The US financial firm Morgan Stanley is using AI to analyze and
summarize nine million lines of code (in languages such as COBOL) for
re-implementation in modern languages.  This from The Wall Street
Journal, 3 June 2025 issue:
 "Morgan Stanley is now aiming artificial intelligence at one of
enterprise software's biggest pain points, and one it said Big Tech
hasn't quite nailed yet: helping rewrite old, outdated code into
modern coding languages.

I can see AI being a help here - just as many existing tools can be helpful for figuring out what old code does.  I am not holding my breath waiting for AI to manage such conversions on its own.

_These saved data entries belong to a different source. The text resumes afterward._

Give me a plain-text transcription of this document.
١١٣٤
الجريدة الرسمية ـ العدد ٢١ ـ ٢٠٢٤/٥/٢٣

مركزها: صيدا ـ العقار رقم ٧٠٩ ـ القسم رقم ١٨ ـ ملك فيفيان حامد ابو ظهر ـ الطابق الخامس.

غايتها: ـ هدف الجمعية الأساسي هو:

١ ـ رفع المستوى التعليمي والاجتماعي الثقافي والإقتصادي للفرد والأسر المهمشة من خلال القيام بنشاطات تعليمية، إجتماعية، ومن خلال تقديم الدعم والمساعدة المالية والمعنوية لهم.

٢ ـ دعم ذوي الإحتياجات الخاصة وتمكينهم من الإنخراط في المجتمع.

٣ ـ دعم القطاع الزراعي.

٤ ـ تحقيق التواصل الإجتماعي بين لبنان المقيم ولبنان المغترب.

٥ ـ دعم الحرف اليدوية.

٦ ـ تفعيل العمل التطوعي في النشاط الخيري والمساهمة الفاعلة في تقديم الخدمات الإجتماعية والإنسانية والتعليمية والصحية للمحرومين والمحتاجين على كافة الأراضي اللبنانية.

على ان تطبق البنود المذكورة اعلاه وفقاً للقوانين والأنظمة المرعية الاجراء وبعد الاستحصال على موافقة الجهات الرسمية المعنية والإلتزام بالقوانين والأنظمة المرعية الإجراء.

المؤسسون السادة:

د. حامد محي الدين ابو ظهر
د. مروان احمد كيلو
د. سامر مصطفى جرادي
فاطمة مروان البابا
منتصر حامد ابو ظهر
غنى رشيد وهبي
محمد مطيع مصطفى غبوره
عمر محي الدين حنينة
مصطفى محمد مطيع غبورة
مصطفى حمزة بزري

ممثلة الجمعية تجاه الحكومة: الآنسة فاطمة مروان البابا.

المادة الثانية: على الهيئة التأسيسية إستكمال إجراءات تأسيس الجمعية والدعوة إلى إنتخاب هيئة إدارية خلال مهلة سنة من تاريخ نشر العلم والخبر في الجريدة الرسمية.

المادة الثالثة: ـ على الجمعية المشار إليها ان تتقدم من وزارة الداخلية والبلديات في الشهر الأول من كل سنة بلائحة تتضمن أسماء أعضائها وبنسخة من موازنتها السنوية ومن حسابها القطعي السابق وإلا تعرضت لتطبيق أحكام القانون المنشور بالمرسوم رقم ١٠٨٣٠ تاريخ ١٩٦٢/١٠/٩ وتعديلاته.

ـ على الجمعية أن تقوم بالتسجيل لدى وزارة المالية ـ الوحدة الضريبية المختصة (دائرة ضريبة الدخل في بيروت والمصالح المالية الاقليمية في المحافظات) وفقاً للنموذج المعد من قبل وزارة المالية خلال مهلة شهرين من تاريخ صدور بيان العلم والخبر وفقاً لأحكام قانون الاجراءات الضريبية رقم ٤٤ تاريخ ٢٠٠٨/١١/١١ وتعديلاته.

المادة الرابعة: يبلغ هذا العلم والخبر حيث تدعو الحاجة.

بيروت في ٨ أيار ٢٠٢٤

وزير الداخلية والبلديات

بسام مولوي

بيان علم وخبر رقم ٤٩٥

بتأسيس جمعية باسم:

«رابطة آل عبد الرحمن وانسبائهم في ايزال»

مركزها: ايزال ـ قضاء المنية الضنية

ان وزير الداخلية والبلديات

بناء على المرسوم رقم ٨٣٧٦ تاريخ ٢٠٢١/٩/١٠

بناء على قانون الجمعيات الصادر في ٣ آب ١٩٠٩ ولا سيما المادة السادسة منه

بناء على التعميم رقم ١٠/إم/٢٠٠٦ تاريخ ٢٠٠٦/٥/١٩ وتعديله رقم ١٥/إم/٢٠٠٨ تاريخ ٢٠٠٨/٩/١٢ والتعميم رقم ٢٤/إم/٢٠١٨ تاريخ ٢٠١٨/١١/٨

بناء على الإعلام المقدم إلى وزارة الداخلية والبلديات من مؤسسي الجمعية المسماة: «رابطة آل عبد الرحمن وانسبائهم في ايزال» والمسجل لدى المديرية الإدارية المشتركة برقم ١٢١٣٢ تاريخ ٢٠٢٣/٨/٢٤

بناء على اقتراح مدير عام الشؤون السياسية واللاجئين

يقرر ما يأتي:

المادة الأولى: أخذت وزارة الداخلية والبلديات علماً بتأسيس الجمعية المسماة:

 In January, the company rolled out a tool known as DevGen.AI, built
in-house on OpenAI's GPT models. It can translate legacy code from
languages like COBOL into plain English specs that developers can then
use to rewrite it.
 So far this year it's reviewed nine million lines of code, saving
developers 280,000 hours, said Mike Pizzi, Morgan Stanley's global
head of technology and operations."
 

>
And it's still true - modern systems give more scope for hardware issues
than simpler systems (as well as more scope for subtle software bugs).
A cosmic ray in the wrong place can render all your software
verification void.

>
I must say that there was much worry about cosmic ray hits back in the
day, but they never turned out to matter in practice, except in space
systems.

>
I guess there are many factors for that.  If something weird happens,
and you have no explanation and it never happens again, then you can
easily say it was probably a cosmic ray - without any direct evidence.
It is also the case that many systems or subsystems are tolerant of an
occasional single-event upset - be it from cosmic rays or anything else.
  If you have ECC memory, or other kinds of redundancy or error
checking, rare errors there are not an issue.  So many types of memory,
buses, and communication protocols are effectively immune to such
things.  However, critical parts of the system will still be vulnerable
to hardware glitches.  It is not without justification that
safety-critical electronics often has two cores running in lockstep or
other types of redundancy.

 What happened is that semiconductor technology progressed to the point
that the amount of charge (or whatever) that distinguished symbols
became very small and thus vulnerable to random errors, for which an
error-correcting code had to be built in.  At this point, cosmic rays
were lost in the random noise, so to speak. So ECC is now inherent,
not an extra-cost bolt-on.
 

For very dense and small feature size electronics, that is mostly true - though even then there are parts that are vulnerable.  It's just that those parts are a tiny proportion of the die size, compared to memory arrays, and the like.

 

The dominant source of errors turned out to be electrical cross-talk
and interference in the backplanes, and meta-stability in interfaces
between logic clock domains in the larger hardware system.
>

>
Sure.  Cosmic rays were only an example (pulled out of thin air :.) ).
Glitches on power lines, unlucky coincidences on bit patterns,
production flaws or ESD damage eroding electrical tolerances - there are
lots of possibilities.  I'm not trying to suggest relative likelihoods
here, as that will be highly variable.

 And this is still true.
 

I vaguely recall doing an analysis on this issue, some decades ago.
>

>
I recall something of the opposite - a long time ago, we had to add a
variety of "safety" features to a product to fulfil a customer's safety
/ reliability checklist, without regard to how realistic the failure
scenarios were and without spending time and money on analysis.  The
result was, IMHO, lower reliability because it was more likely for the
extra monitoring and checking hardware and software to fail than for the
original functional stuff to fail.  Many of these extra checks were in
themselves impossible to test.

 Yes.  I recall directly testing the issue with ECC as implemented in
early DEC VAX computers, in the early 1980s.  We had a customer who
specified ECC, so we had ECC.  And soon discovered that the computer
was more reliable with ECC disabled than enabled.  That was the end of
ECC.
 

Quis custodiet ipsos custodes?
Sometimes these fault monitors and error checking systems are just kicking the can further down the road, and not actually improving anything.